Outside, everything looked soft and calm, soothing, even, in the face of what’s going on all around us.
I particularly like the tangle of snowy branches.
The temperature is supposed to be in the 50s today, which means the snow won’t last long. But while it does, we will treasure our winter wonderland. As my blogging friend Eliza observed, we northern New Englanders are half crazy, but in a good way.
Coronavirus News from Maine
From Maine CDC
Maine’s number of cases of the coronavirus: 118
From the Bangor Daily News
Only a week earlier, Maine had fewer than 20 confirmed cases, and health officials expect it to continue to spread.
The News from All Over
Nearly 1 in 1,000 people in the greater metropolitan area [of New York City] have now contracted the virus, Dr. Deborah Birx, the White House’s coronavirus coordinator, said yesterday.
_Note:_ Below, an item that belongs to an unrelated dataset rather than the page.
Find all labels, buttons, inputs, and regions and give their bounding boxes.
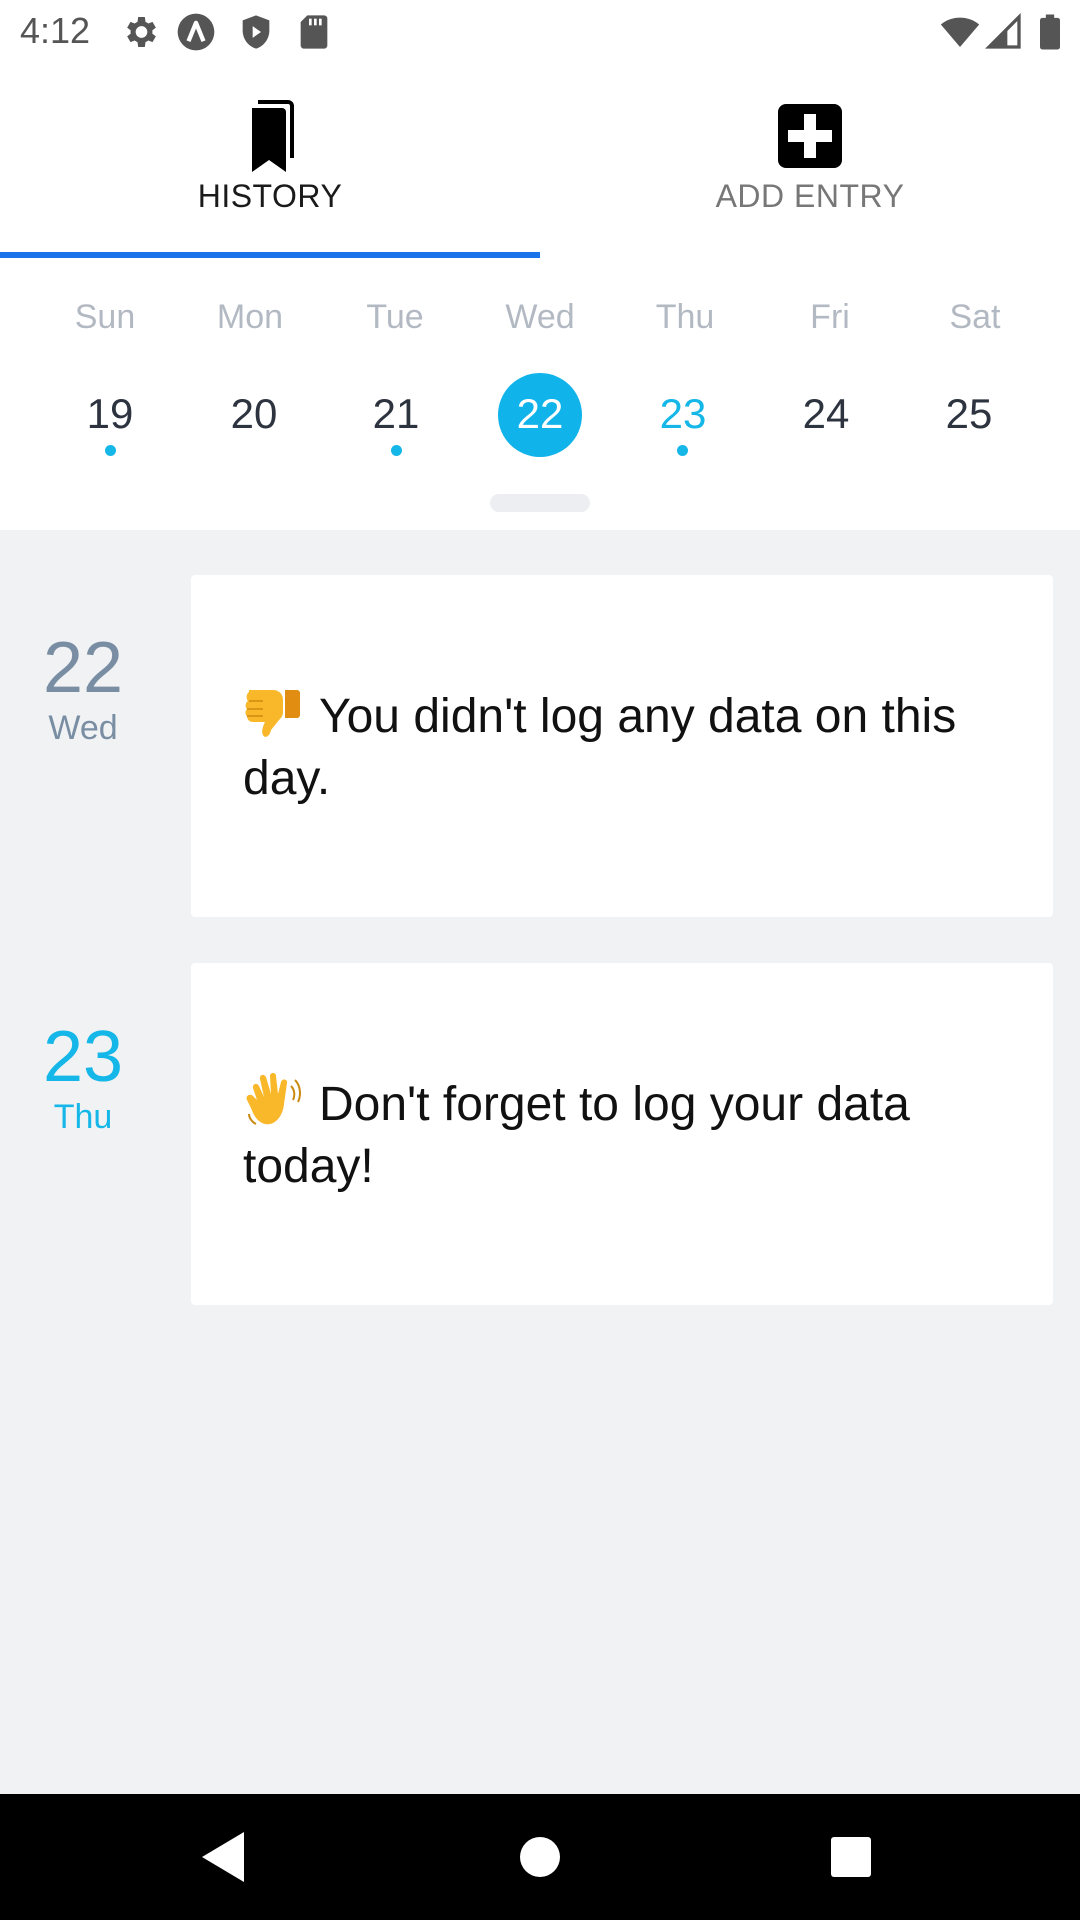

That makes the “attack rate” — the percentage of the population with the disease — five times higher than the rest of the US…
From the New York Times
“Look at us today,” Governor Cuomo warned the rest of the country. “Where we are today, you will be in four weeks or five weeks or six weeks. We are your future.”
The latest numbers from CNN:
Global Cases: 387,382
Global Deaths: 16,767
From Mother Nature Nature: More Unsung Heroes
There’s no shortage of people facing extraordinary adversity to help us maintain some semblance of civilization in these pandemic times.
There are the usual suspects — doctors, nurses, firefighters — who make courage under fire seem so routine.
And then there are truckers.
Rain, shine or pandemic, the U.S. relies on about 3.5 million truck drivers to keep goods — the lifeblood of an economy — in circulation.
That includes canned foods and non-perishables like tuna and rice and beans, bound for small stores and shops in every nook of the country. And yes, there’s always a need for more toilet paper on Aisle 12.
My own take: When this horrible time is over, I hope we can respect all the workers who actually keep things running: The truckers, the cashiers, the clerks, the workers who stock shelves, the receptionists, and many others. And pay them a true living wage with benefits such as health care, sick days, and vacation time. Those at the top never fail to remind us how valuable they are and how much society needs them. Uh-huh. We know the truth now. And let’s not forget it.